- The Washington Times - Thursday, March 9, 2023

Former South Carolina Gov. Nikki Haley says younger generations should prepare for a revamped retirement age and limits on Medicare and Social Security benefits for wealthier Americans so the entitlement programs can remain solvent.

Mrs. Haley, who is running against former President Donald Trump and others for the GOP presidential nomination, waded into the thorny entitlement debate Wednesday during a town hall in Council Bluffs, Iowa.

“The first thing you do is you change the retirement age of the young people coming up so that we can try and have some sort of system for them,” Mrs. Haley said in comments reported by CNN.

The outlet reported it was unclear what Mrs. Haley would set as the retirement age instead of 65, though her comments were notable, given a debate in Washington over spending and how to preserve benefits for seniors.

President Biden accused GOP lawmakers of targeting Medicare and Social Security as the House majority insists on spending cuts in exchange for raising the nation’s debt limit.

GOP leaders say cuts to the entitlement programs are off the table, but the idea has become a political football as the 2024 cycle begins.

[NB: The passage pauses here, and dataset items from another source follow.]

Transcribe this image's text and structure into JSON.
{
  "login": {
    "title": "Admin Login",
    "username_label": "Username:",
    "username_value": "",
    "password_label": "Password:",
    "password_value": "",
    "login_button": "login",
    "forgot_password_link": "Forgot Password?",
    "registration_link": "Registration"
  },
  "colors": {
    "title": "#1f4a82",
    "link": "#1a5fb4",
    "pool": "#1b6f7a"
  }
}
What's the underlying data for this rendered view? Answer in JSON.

Mr. Trump, speaking at the Conservative Political Action Conference last week, accused fellow GOP candidates of wanting to cut Medicare and raise the minimum age for Social Security to “70, 75 or even 80 in some cases.”

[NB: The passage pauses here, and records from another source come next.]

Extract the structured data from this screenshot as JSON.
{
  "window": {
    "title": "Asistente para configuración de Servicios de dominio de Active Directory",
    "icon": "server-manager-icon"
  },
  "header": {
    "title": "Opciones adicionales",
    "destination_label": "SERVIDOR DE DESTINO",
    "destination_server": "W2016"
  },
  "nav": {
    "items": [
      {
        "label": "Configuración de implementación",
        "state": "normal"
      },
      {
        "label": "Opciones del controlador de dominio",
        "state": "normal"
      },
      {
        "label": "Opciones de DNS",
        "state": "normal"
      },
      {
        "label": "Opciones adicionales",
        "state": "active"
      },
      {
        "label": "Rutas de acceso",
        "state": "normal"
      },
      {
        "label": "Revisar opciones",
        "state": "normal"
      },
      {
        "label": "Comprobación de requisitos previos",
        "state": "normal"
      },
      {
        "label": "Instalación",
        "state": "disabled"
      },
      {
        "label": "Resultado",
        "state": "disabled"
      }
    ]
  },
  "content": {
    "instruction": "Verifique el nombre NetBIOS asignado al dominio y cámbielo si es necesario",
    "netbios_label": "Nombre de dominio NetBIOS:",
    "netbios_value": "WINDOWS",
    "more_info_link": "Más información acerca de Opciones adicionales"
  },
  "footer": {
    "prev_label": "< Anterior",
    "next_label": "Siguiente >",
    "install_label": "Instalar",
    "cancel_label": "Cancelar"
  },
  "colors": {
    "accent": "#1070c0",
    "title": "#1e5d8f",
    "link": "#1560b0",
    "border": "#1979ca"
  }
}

Mr. Trump didn’t name anyone, but he has targeted Florida Gov. Ron DeSantis over his prior support for nonbinding budgets that raise the minimum age for retirement benefits and comments in support of privatizing Social Security.

These days, Mr. DeSantis is assuring the public that Republicans won’t mess with Social Security.

Mrs. Haley said efforts to keep Medicare and Social Security solvent should focus on younger people who have time to prepare.

“You reform the entitlements, but you do it in a way that you don’t take anything away from seniors or people who are getting ready to retire,” she said. “You focus on the new generation, you focus on what’s next.”